I was born in 1950 which made me age 0 – 10 during that idyllic decade. America was trying to get back to normal after the World War II. It was a beautiful decade. America ruled supreme in a world rebuilding after being destroyed. We were the only game in town, so to speak.

My parents raised me like we lived in a movie. Everything needed to be perfect. We were solidly upper middle class, and never wanted for anything. My mother had beautiful clothes, and a cleaning lady to clean the house, and a lady to help with the laundry…even though we lived in a one floor two bedroom duplex!!! It was a different time.

We listened to radio. We didn’t get a television set until 1954. I remember the day we got it.  My Dad drove a two toned Pontiac Bonneville…tan and cream. It was a hell of a car. Then my mother wanted to drive the Pontiac…so we actually got a second a car. It was a stripped down blue Plymouth. It had a heater, and that was about it. No back seat. No radio. My uncle eventually bought it from my father, and drove it almost to the late 1970’s. It was literally held together by coat hangers.

Women wore gloves and hats. Men wore suits to baseball games and hats to work. It was the golden age of senior proms, malt shops, greasers, hot rods, drive in movies, guys wearing white socks...and conformity. Rebellious teenagers looked positively Mary Poppins-ish with jazz and coffee shops and poetry readings…beatniks!!! Drugs were around, but certainly not the problem they are today. 
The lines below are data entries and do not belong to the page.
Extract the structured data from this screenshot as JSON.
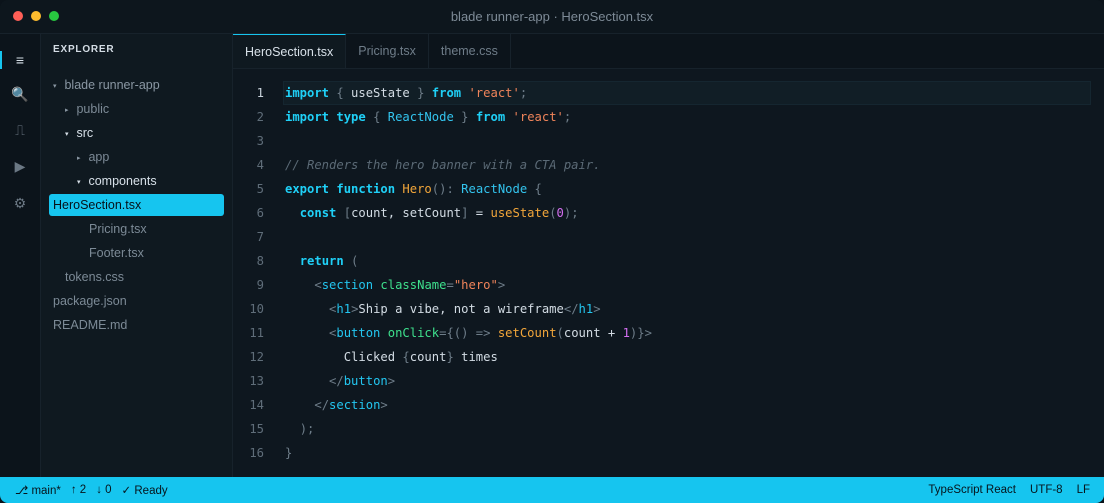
{
  "window": {
    "title": "blade runner-app · HeroSection.tsx"
  },
  "activity_bar": [
    {
      "icon": "files-icon",
      "glyph": "≡"
    },
    {
      "icon": "search-icon",
      "glyph": "🔍"
    },
    {
      "icon": "source-control-icon",
      "glyph": "⎍"
    },
    {
      "icon": "run-icon",
      "glyph": "▶"
    },
    {
      "icon": "settings-icon",
      "glyph": "⚙"
    }
  ],
  "sidebar": {
    "title": "EXPLORER",
    "items": [
      {
        "label": "blade runner-app",
        "twisty": "▾"
      },
      {
        "label": "public",
        "twisty": "▸"
      },
      {
        "label": "src",
        "twisty": "▾"
      },
      {
        "label": "app",
        "twisty": "▸"
      },
      {
        "label": "components",
        "twisty": "▾"
      },
      {
        "label": "HeroSection.tsx",
        "twisty": ""
      },
      {
        "label": "Pricing.tsx",
        "twisty": ""
      },
      {
        "label": "Footer.tsx",
        "twisty": ""
      },
      {
        "label": "tokens.css",
        "twisty": ""
      },
      {
        "label": "package.json",
        "twisty": ""
      },
      {
        "label": "README.md",
        "twisty": ""
      }
    ]
  },
  "tabs": [
    {
      "label": "HeroSection.tsx",
      "active": true
    },
    {
      "label": "Pricing.tsx",
      "active": false
    },
    {
      "label": "theme.css",
      "active": false
    }
  ],
  "editor": {
    "current_line": 1,
    "lines": [
      {
        "n": "1",
        "tokens": [
          [
            "kw",
            "import"
          ],
          [
            "pun",
            " { "
          ],
          [
            "",
            "useState"
          ],
          [
            "pun",
            " } "
          ],
          [
            "kw",
            "from"
          ],
          [
            "",
            " "
          ],
          [
            "str",
            "'react'"
          ],
          [
            "pun",
            ";"
          ]
        ]
      },
      {
        "n": "2",
        "tokens": [
          [
            "kw",
            "import"
          ],
          [
            "",
            " "
          ],
          [
            "kw",
            "type"
          ],
          [
            "pun",
            " { "
          ],
          [
            "ty",
            "ReactNode"
          ],
          [
            "pun",
            " } "
          ],
          [
            "kw",
            "from"
          ],
          [
            "",
            " "
          ],
          [
            "str",
            "'react'"
          ],
          [
            "pun",
            ";"
          ]
        ]
      },
      {
        "n": "3",
        "tokens": []
      },
      {
        "n": "4",
        "tokens": [
          [
            "cmt",
            "// Renders the hero banner with a CTA pair."
          ]
        ]
      },
      {
        "n": "5",
        "tokens": [
          [
            "kw",
            "export"
          ],
          [
            "",
            " "
          ],
          [
            "kw",
            "function"
          ],
          [
            "",
            " "
          ],
          [
            "fn",
            "Hero"
          ],
          [
            "pun",
            "(): "
          ],
          [
            "ty",
            "ReactNode"
          ],
          [
            "pun",
            " {"
          ]
        ]
      },
      {
        "n": "6",
        "tokens": [
          [
            "",
            "  "
          ],
          [
            "kw",
            "const"
          ],
          [
            "",
            " "
          ],
          [
            "pun",
            "["
          ],
          [
            "",
            "count, setCount"
          ],
          [
            "pun",
            "]"
          ],
          [
            "",
            " = "
          ],
          [
            "fn",
            "useState"
          ],
          [
            "pun",
            "("
          ],
          [
            "num",
            "0"
          ],
          [
            "pun",
            ");"
          ]
        ]
      },
      {
        "n": "7",
        "tokens": []
      },
      {
        "n": "8",
        "tokens": [
          [
            "",
            "  "
          ],
          [
            "kw",
            "return"
          ],
          [
            "pun",
            " ("
          ]
        ]
      },
      {
        "n": "9",
        "tokens": [
          [
            "",
            "    "
          ],
          [
            "pun",
            "<"
          ],
          [
            "tag",
            "section"
          ],
          [
            "",
            " "
          ],
          [
            "attr",
            "className"
          ],
          [
            "pun",
            "="
          ],
          [
            "str",
            "\"hero\""
          ],
          [
            "pun",
            ">"
          ]
        ]
      },
      {
        "n": "10",
        "tokens": [
          [
            "",
            "      "
          ],
          [
            "pun",
            "<"
          ],
          [
            "tag",
            "h1"
          ],
          [
            "pun",
            ">"
          ],
          [
            "",
            "Ship a vibe, not a wireframe"
          ],
          [
            "pun",
            "</"
          ],
          [
            "tag",
            "h1"
          ],
          [
            "pun",
            ">"
          ]
        ]
      },
      {
        "n": "11",
        "tokens": [
          [
            "",
            "      "
          ],
          [
            "pun",
            "<"
          ],
          [
            "tag",
            "button"
          ],
          [
            "",
            " "
          ],
          [
            "attr",
            "onClick"
          ],
          [
            "pun",
            "={() => "
          ],
          [
            "fn",
            "setCount"
          ],
          [
            "pun",
            "("
          ],
          [
            "",
            "count + "
          ],
          [
            "num",
            "1"
          ],
          [
            "pun",
            ")}>"
          ]
        ]
      },
      {
        "n": "12",
        "tokens": [
          [
            "",
            "        Clicked "
          ],
          [
            "pun",
            "{"
          ],
          [
            "",
            "count"
          ],
          [
            "pun",
            "}"
          ],
          [
            "",
            " times"
          ]
        ]
      },
      {
        "n": "13",
        "tokens": [
          [
            "",
            "      "
          ],
          [
            "pun",
            "</"
          ],
          [
            "tag",
            "button"
          ],
          [
            "pun",
            ">"
          ]
        ]
      },
      {
        "n": "14",
        "tokens": [
          [
            "",
            "    "
          ],
          [
            "pun",
            "</"
          ],
          [
            "tag",
            "section"
          ],
          [
            "pun",
            ">"
          ]
        ]
      },
      {
        "n": "15",
        "tokens": [
          [
            "",
            "  "
          ],
          [
            "pun",
            ");"
          ]
        ]
      },
      {
        "n": "16",
        "tokens": [
          [
            "pun",
            "}"
          ]
        ]
      }
    ]
  },
  "statusbar": {
    "branch": "⎇ main*",
    "ahead": "↑ 2",
    "behind": "↓ 0",
    "status": "✓ Ready",
    "language": "TypeScript React",
    "encoding": "UTF-8",
    "eol": "LF"
  },
  "colors": {
    "accent": "#16c5ef",
    "background": "#0e171f"
  }
}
If a girl got pregnant, she went to visit her aunt in Pennsylvania until the blessed event was over and the baby put up for adoption unless there was quickie wedding. I had at least one relative in the latter category. No birth control. No abortions. In fact, my physician next door neighbor went to jail for doing abortions.

Most of my cousins were older than me. The guys had flat tops with rolled up sleeves on white tee shirts with cigarettes tucked in. My cousins really wore poodle skirts and bobby socks. They did things like “hitting the Cove” on the weekend (at Idora Park) or driving up to Geneva on the Lake. For vacations, their families would go caravan style to Wildwood, New Jersey and enter some Shag contests. Not mine...to bourgeois for them.  I think I missed out on some really good times.  
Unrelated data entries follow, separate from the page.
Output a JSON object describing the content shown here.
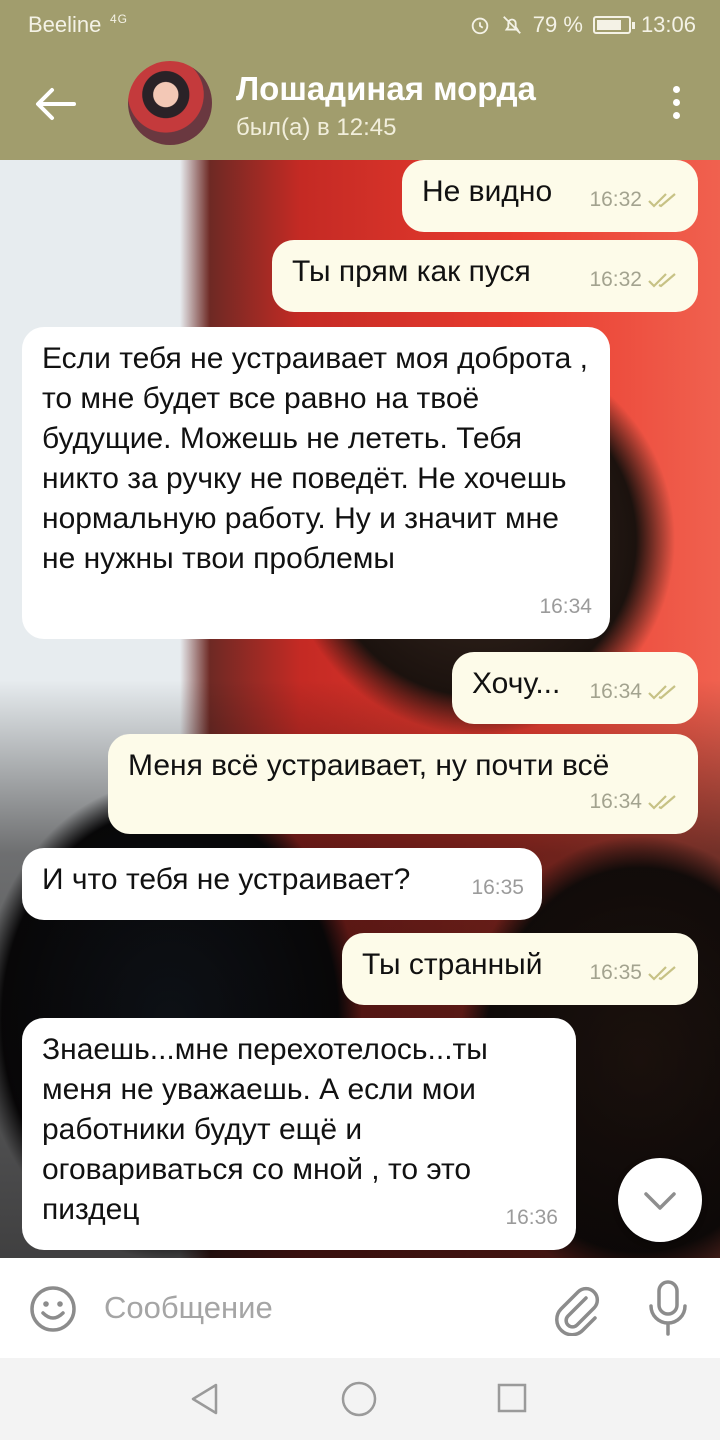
{
  "status_bar": {
    "carrier": "Beeline",
    "network": "4G",
    "battery": "79 %",
    "battery_level": 0.79,
    "time": "13:06"
  },
  "header": {
    "title": "Лошадиная морда",
    "status": "был(а) в 12:45"
  },
  "messages": [
    {
      "direction": "out",
      "text": "Не видно",
      "time": "16:32",
      "read": true
    },
    {
      "direction": "out",
      "text": "Ты прям как пуся",
      "time": "16:32",
      "read": true
    },
    {
      "direction": "in",
      "text": "Если тебя не устраивает моя доброта , то мне будет все равно на твоё будущие. Можешь не лететь. Тебя никто за ручку не поведёт. Не хочешь нормальную работу. Ну и значит мне не нужны твои проблемы",
      "time": "16:34"
    },
    {
      "direction": "out",
      "text": "Хочу...",
      "time": "16:34",
      "read": true
    },
    {
      "direction": "out",
      "text": "Меня всё устраивает, ну почти всё",
      "time": "16:34",
      "read": true
    },
    {
      "direction": "in",
      "text": "И что тебя не устраивает?",
      "time": "16:35"
    },
    {
      "direction": "out",
      "text": "Ты странный",
      "time": "16:35",
      "read": true
    },
    {
      "direction": "in",
      "text": "Знаешь...мне перехотелось...ты меня не уважаешь. А если мои работники будут ещё и оговариваться со мной , то это пиздец",
      "time": "16:36"
    }
  ],
  "input": {
    "placeholder": "Сообщение",
    "value": ""
  },
  "colors": {
    "header": "#a19d6d",
    "outgoing_bubble": "#fdfbe9",
    "incoming_bubble": "#ffffff",
    "read_ticks": "#c7c285"
  }
}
Those with some bucks flew to Miami sometime in the winter or early spring. The women wore their mink stoles on the plane and dragged on the tarmac behind them when they got off of the plane. You would stay at the Fountainbleu; and hit the clubs with big name entertainment like Frank Sinatra and Dean Martin…unless you caught them at the Sands or Desert Inn in Las Vegas. But I was too young to appreciate all of that.

What I remember was the glorious music. In the early 1950’s my mother LOVED Mario Lanza. WBBW aired a radio program called Candlelight and Silver in the very early 1950’s at 5:45 in the afternoon and played that type of music. As time went on, there was Perry Como, Patti Page, Connie Francis, Peggy Lee, the Four Aces, the Four Lads, and at the very end of the decade, the Lettermen. Those are just a few.  Of course, there were the rockers of the period.  But even they wore suits.  Look at Buddy Holly and the Crickets.  I couldn't look that geeky if I tried, even at my age!

I am now sixty one and was the among the youngest of my cousins. Most of my cousins who I watched and envied through the 1950’s are seventy or older. Some of them sadly have died.  A lot of years have gone by.

It was fun taking a sentimental journey back to that wonderful period in American history at the show last weekend. It was a Leave it Beaver, Father Knows Best, I Love Lucy, and Donna Reed world. We know in retrospect that it really wasn’t. But in my mind, I always be eight years old watching my cousins go out to “hit the Cove”.